The term jabber is sometimes used to refer to oversized frames, but it is really just a catch-all term used to indicate that a device on the network is not following the rules and is behaving improperly when it comes to signaling on the network. A defective NIC might be sending out frames that are larger than allowed, or it might be signaling continuously.

This type of error can literally bring down an entire segment because an adapter that continuously transmits does not give any other station a chance to use the wire. Because stations are supposed to check the network medium to see whether it is busy before transmitting, the workstations that are functioning normally simply wait until the network becomes available.

Multiple Errors

Depending on the tool used to monitor the network, the number of different error types you see might vary. For example, misaligned frame errors usually have a bad FCS field as well. Some analyzers record two errors for one event, whereas others might record the error as one type or the other.

Check the documentation for the product you use to determine whether this is true for your particular product.

Broadcast Storms

Broadcast storms usually occur when devices on the network generate traffic that causes even more traffic to be generated. Although this additional traffic might be due to physical problems in the network devices or the network media, it is usually caused by higher-level protocols. The problem with trying to detect the cause of this type of situation is that when it occurs, you are usually unable to access the network. Broadcast storms can slow down network access dramatically, and can sometimes bring it to a halt.

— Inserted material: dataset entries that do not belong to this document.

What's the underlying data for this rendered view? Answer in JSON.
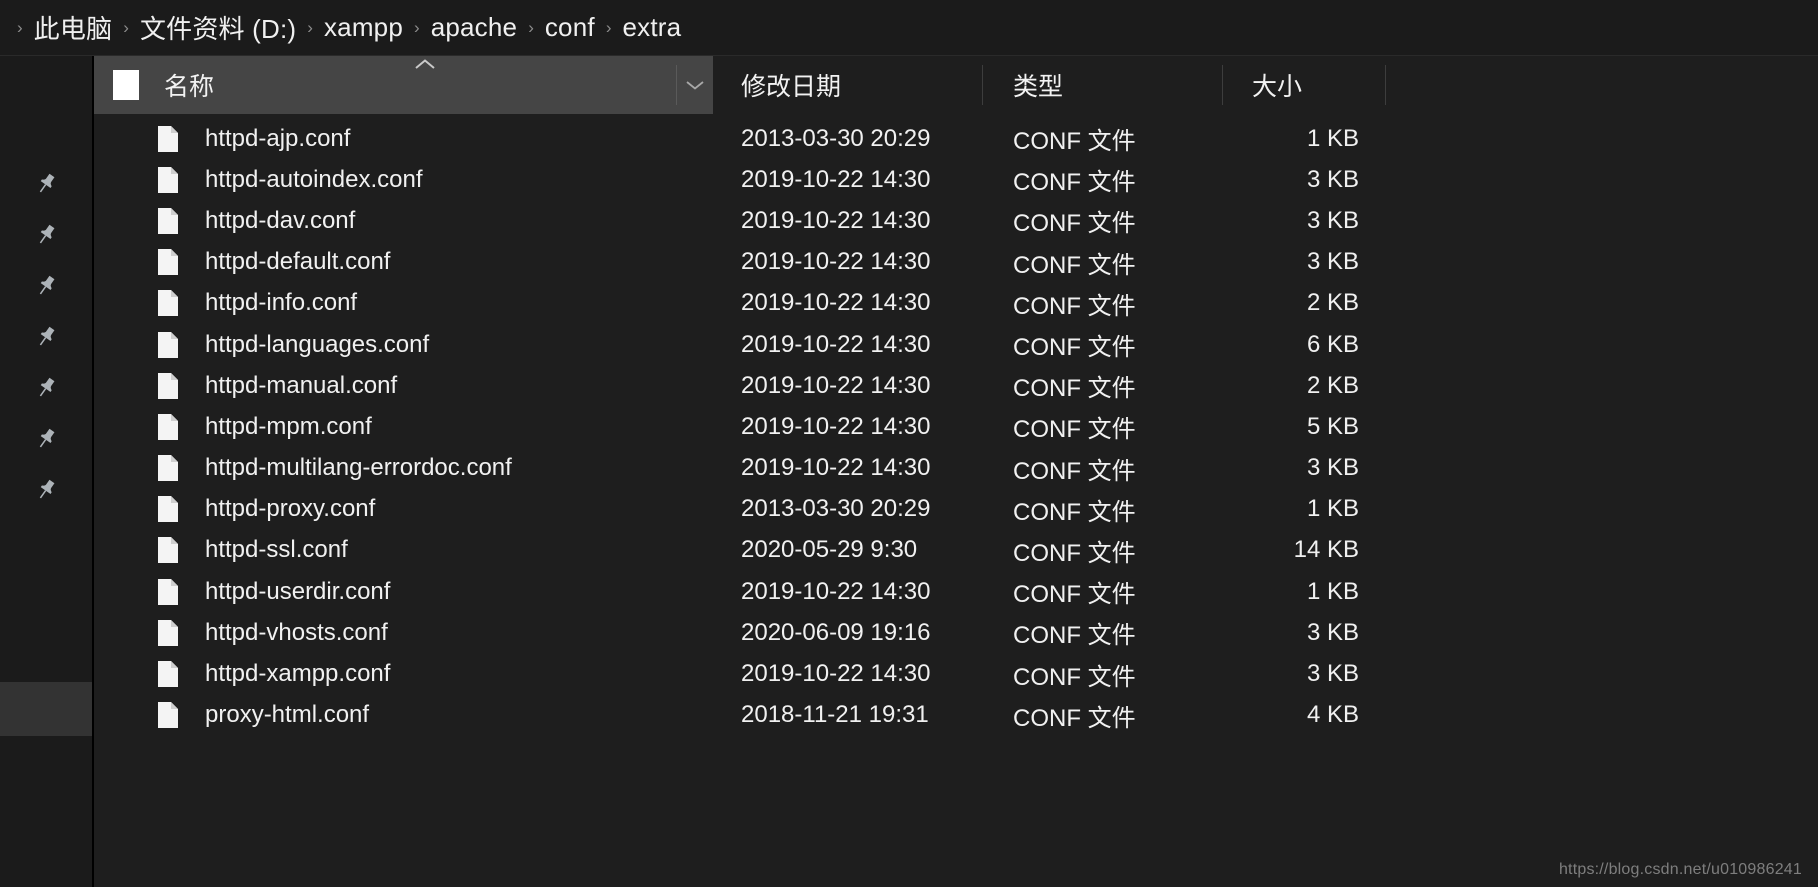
{
  "breadcrumb": {
    "leading_separator": "›",
    "separator": "›",
    "items": [
      {
        "label": "此电脑"
      },
      {
        "label": "文件资料 (D:)"
      },
      {
        "label": "xampp"
      },
      {
        "label": "apache"
      },
      {
        "label": "conf"
      },
      {
        "label": "extra"
      }
    ]
  },
  "sidebar": {
    "pin_icon_name": "pushpin-icon",
    "pin_count": 7,
    "highlight_color": "#333333"
  },
  "columns": {
    "name": "名称",
    "date_modified": "修改日期",
    "type": "类型",
    "size": "大小",
    "sort_indicator": "ascending",
    "sort_caret_icon": "chevron-up-icon",
    "dropdown_icon": "chevron-down-icon",
    "select_all_checked": false
  },
  "files": [
    {
      "name": "httpd-ajp.conf",
      "date": "2013-03-30 20:29",
      "type": "CONF 文件",
      "size": "1 KB"
    },
    {
      "name": "httpd-autoindex.conf",
      "date": "2019-10-22 14:30",
      "type": "CONF 文件",
      "size": "3 KB"
    },
    {
      "name": "httpd-dav.conf",
      "date": "2019-10-22 14:30",
      "type": "CONF 文件",
      "size": "3 KB"
    },
    {
      "name": "httpd-default.conf",
      "date": "2019-10-22 14:30",
      "type": "CONF 文件",
      "size": "3 KB"
    },
    {
      "name": "httpd-info.conf",
      "date": "2019-10-22 14:30",
      "type": "CONF 文件",
      "size": "2 KB"
    },
    {
      "name": "httpd-languages.conf",
      "date": "2019-10-22 14:30",
      "type": "CONF 文件",
      "size": "6 KB"
    },
    {
      "name": "httpd-manual.conf",
      "date": "2019-10-22 14:30",
      "type": "CONF 文件",
      "size": "2 KB"
    },
    {
      "name": "httpd-mpm.conf",
      "date": "2019-10-22 14:30",
      "type": "CONF 文件",
      "size": "5 KB"
    },
    {
      "name": "httpd-multilang-errordoc.conf",
      "date": "2019-10-22 14:30",
      "type": "CONF 文件",
      "size": "3 KB"
    },
    {
      "name": "httpd-proxy.conf",
      "date": "2013-03-30 20:29",
      "type": "CONF 文件",
      "size": "1 KB"
    },
    {
      "name": "httpd-ssl.conf",
      "date": "2020-05-29 9:30",
      "type": "CONF 文件",
      "size": "14 KB"
    },
    {
      "name": "httpd-userdir.conf",
      "date": "2019-10-22 14:30",
      "type": "CONF 文件",
      "size": "1 KB"
    },
    {
      "name": "httpd-vhosts.conf",
      "date": "2020-06-09 19:16",
      "type": "CONF 文件",
      "size": "3 KB"
    },
    {
      "name": "httpd-xampp.conf",
      "date": "2019-10-22 14:30",
      "type": "CONF 文件",
      "size": "3 KB"
    },
    {
      "name": "proxy-html.conf",
      "date": "2018-11-21 19:31",
      "type": "CONF 文件",
      "size": "4 KB"
    }
  ],
  "watermark": "https://blog.csdn.net/u010986241"
}
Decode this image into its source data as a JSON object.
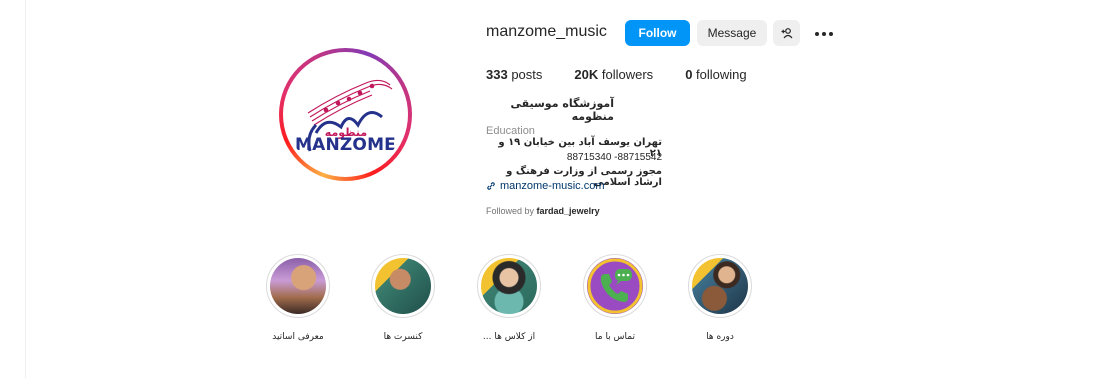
{
  "profile": {
    "username": "manzome_music",
    "follow_label": "Follow",
    "message_label": "Message",
    "logo_text": "MANZOME",
    "logo_fa": "منظومه"
  },
  "stats": {
    "posts_count": "333",
    "posts_label": "posts",
    "followers_count": "20K",
    "followers_label": "followers",
    "following_count": "0",
    "following_label": "following"
  },
  "bio": {
    "full_name": "آموزشگاه موسیقی منظومه",
    "category": "Education",
    "line1": "تهران یوسف آباد بین خیابان ۱۹ و ۲۱",
    "line2": "88715340 -88715542",
    "line3": "مجوز رسمی از وزارت فرهنگ و ارشاد اسلامی",
    "link": "manzome-music.com",
    "followed_by_prefix": "Followed by",
    "followed_by_user": "fardad_jewelry"
  },
  "highlights": [
    {
      "label": "معرفی اساتید"
    },
    {
      "label": "کنسرت ها"
    },
    {
      "label": "از کلاس ها ..."
    },
    {
      "label": "تماس با ما"
    },
    {
      "label": "دوره ها"
    }
  ],
  "icons": [
    "add-user-icon",
    "more-options-icon",
    "link-icon",
    "whatsapp-icon"
  ],
  "colors": {
    "follow_button": "#0095f6",
    "secondary_button": "#efefef",
    "link": "#00376b",
    "logo_blue": "#24328c",
    "logo_magenta": "#c2185b"
  }
}
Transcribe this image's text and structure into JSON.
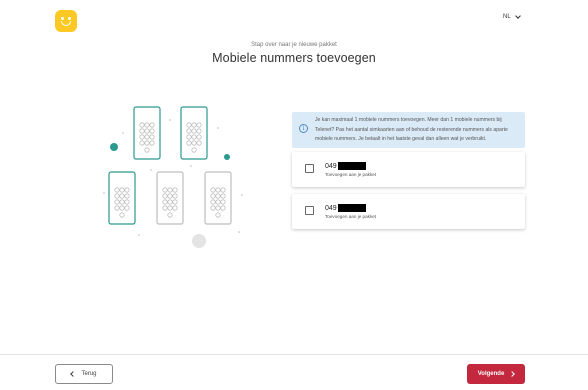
{
  "header": {
    "lang_label": "NL",
    "step_text": "Stap over naar je nieuwe pakket",
    "title": "Mobiele nummers toevoegen"
  },
  "info": {
    "text": "Je kan maximaal 1 mobiele nummers toevoegen. Meer dan 1 mobiele nummers bij Telenet? Pas het aantal simkaarten aan of behoud de resterende nummers als aparte mobiele nummers. Je betaalt in het laatste geval dan alleen wat je verbruikt."
  },
  "numbers": [
    {
      "prefix": "049",
      "label": "Toevoegen aan je pakket"
    },
    {
      "prefix": "049",
      "label": "Toevoegen aan je pakket"
    }
  ],
  "footer": {
    "back_label": "Terug",
    "next_label": "Volgende"
  },
  "colors": {
    "brand_yellow": "#fcc924",
    "accent_red": "#c3283f",
    "info_bg": "#dbeaf7",
    "teal": "#2a9a8e"
  }
}
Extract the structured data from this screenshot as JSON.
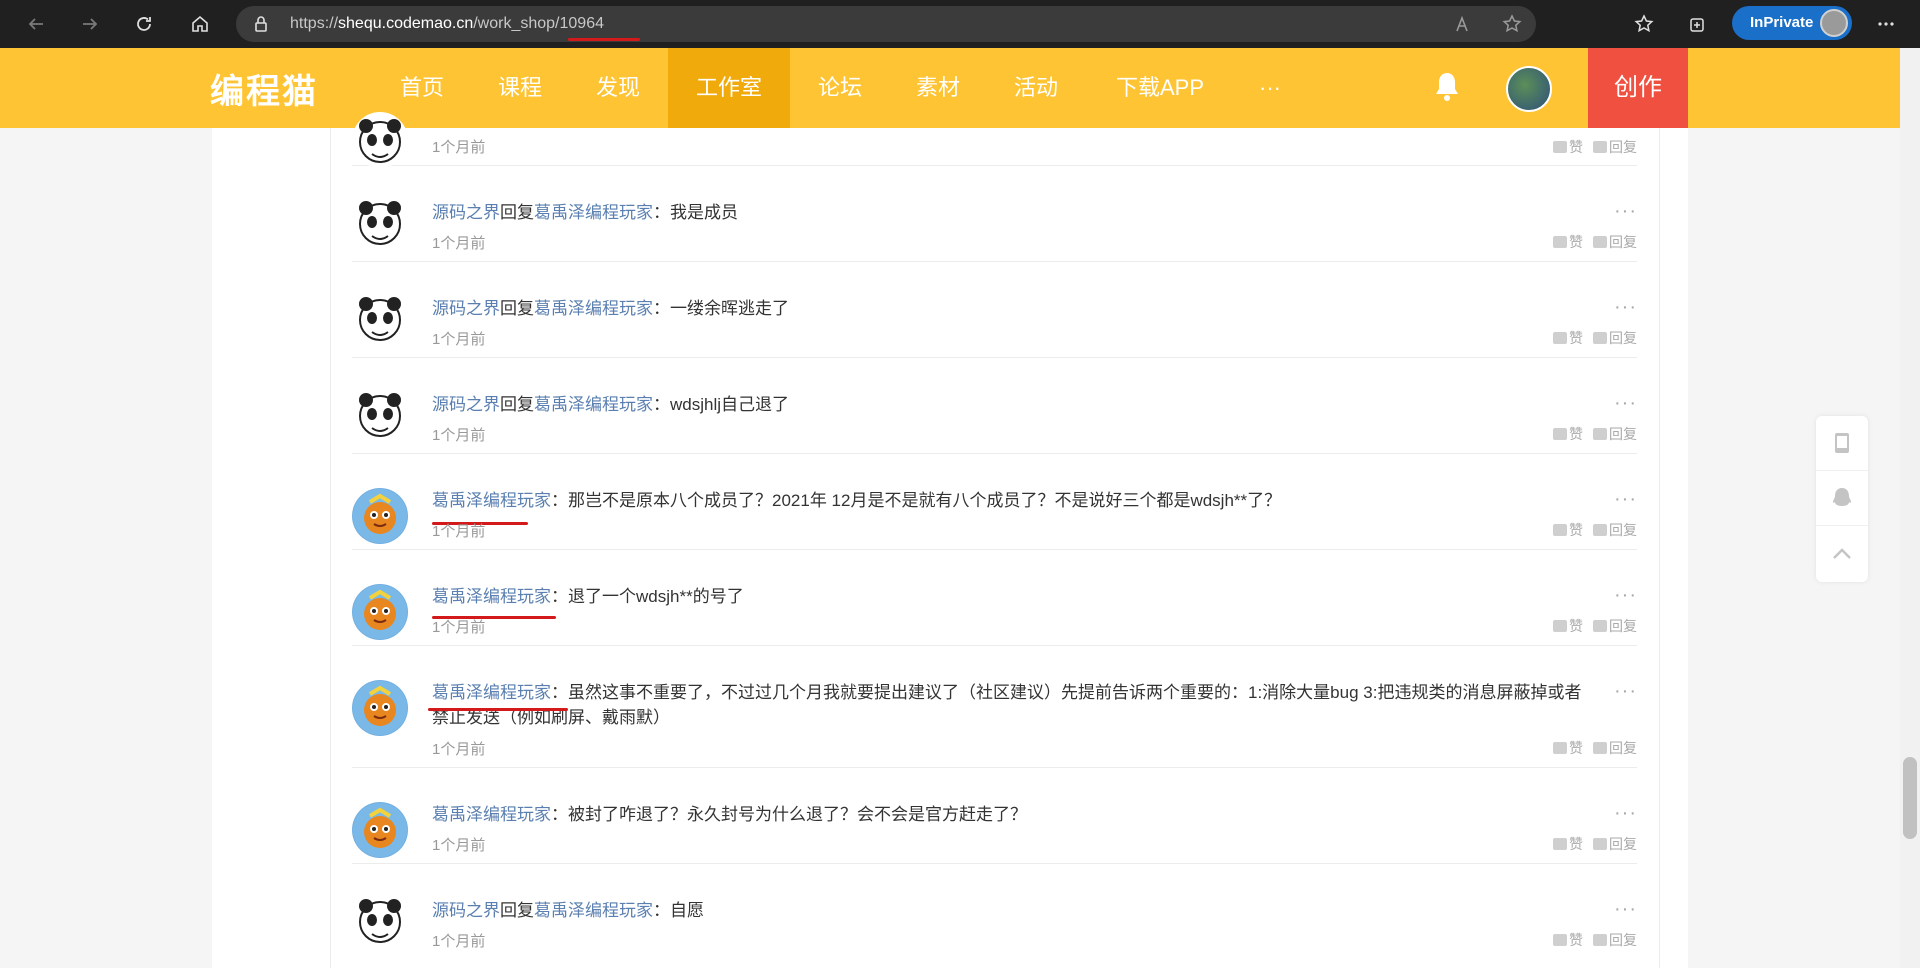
{
  "browser": {
    "url_scheme": "https://",
    "url_host": "shequ.codemao.cn",
    "url_path": "/work_shop/10964",
    "inprivate_label": "InPrivate"
  },
  "header": {
    "logo": "编程猫",
    "nav": [
      "首页",
      "课程",
      "发现",
      "工作室",
      "论坛",
      "素材",
      "活动",
      "下载APP",
      "···"
    ],
    "active_nav": "工作室",
    "create_label": "创作",
    "colors": {
      "header_bg": "#fec433",
      "active_bg": "#f0aa0c",
      "create_bg": "#f05040",
      "link": "#5a7fb0"
    }
  },
  "comments": [
    {
      "avatar": "panda-avatar",
      "author": "",
      "reply_word": "",
      "target": "",
      "text": "",
      "time": "1个月前"
    },
    {
      "avatar": "panda-avatar",
      "author": "源码之界",
      "reply_word": "回复",
      "target": "葛禹泽编程玩家",
      "text": "：我是成员",
      "time": "1个月前"
    },
    {
      "avatar": "panda-avatar",
      "author": "源码之界",
      "reply_word": "回复",
      "target": "葛禹泽编程玩家",
      "text": "：一缕余晖逃走了",
      "time": "1个月前"
    },
    {
      "avatar": "panda-avatar",
      "author": "源码之界",
      "reply_word": "回复",
      "target": "葛禹泽编程玩家",
      "text": "：wdsjhlj自己退了",
      "time": "1个月前"
    },
    {
      "avatar": "monkey-avatar",
      "author": "葛禹泽编程玩家",
      "reply_word": "",
      "target": "",
      "text": "：那岂不是原本八个成员了？2021年 12月是不是就有八个成员了？不是说好三个都是wdsjh**了？",
      "time": "1个月前"
    },
    {
      "avatar": "monkey-avatar",
      "author": "葛禹泽编程玩家",
      "reply_word": "",
      "target": "",
      "text": "：退了一个wdsjh**的号了",
      "time": "1个月前"
    },
    {
      "avatar": "monkey-avatar",
      "author": "葛禹泽编程玩家",
      "reply_word": "",
      "target": "",
      "text": "：虽然这事不重要了，不过过几个月我就要提出建议了（社区建议）先提前告诉两个重要的：1:消除大量bug 3:把违规类的消息屏蔽掉或者禁止发送（例如刷屏、戴雨默）",
      "time": "1个月前"
    },
    {
      "avatar": "monkey-avatar",
      "author": "葛禹泽编程玩家",
      "reply_word": "",
      "target": "",
      "text": "：被封了咋退了？永久封号为什么退了？会不会是官方赶走了？",
      "time": "1个月前"
    },
    {
      "avatar": "panda-avatar",
      "author": "源码之界",
      "reply_word": "回复",
      "target": "葛禹泽编程玩家",
      "text": "：自愿",
      "time": "1个月前"
    }
  ],
  "actions": {
    "like": "赞",
    "reply": "回复",
    "more": "···"
  }
}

When monitoring the network for broadcast activity, you normally see a rate of 100 broadcast frames per second or less. When this value increases to more than 100 per second on an ongoing basis, there might be a problem with a network card, or you might need to segment the collision domain into smaller parts . You can use routers to do this because they do not pass broadcast frames unless they are configured to do so. Many bridges also can be configured to detect excessive broadcasts and to drop broadcast packets until the storm subsides.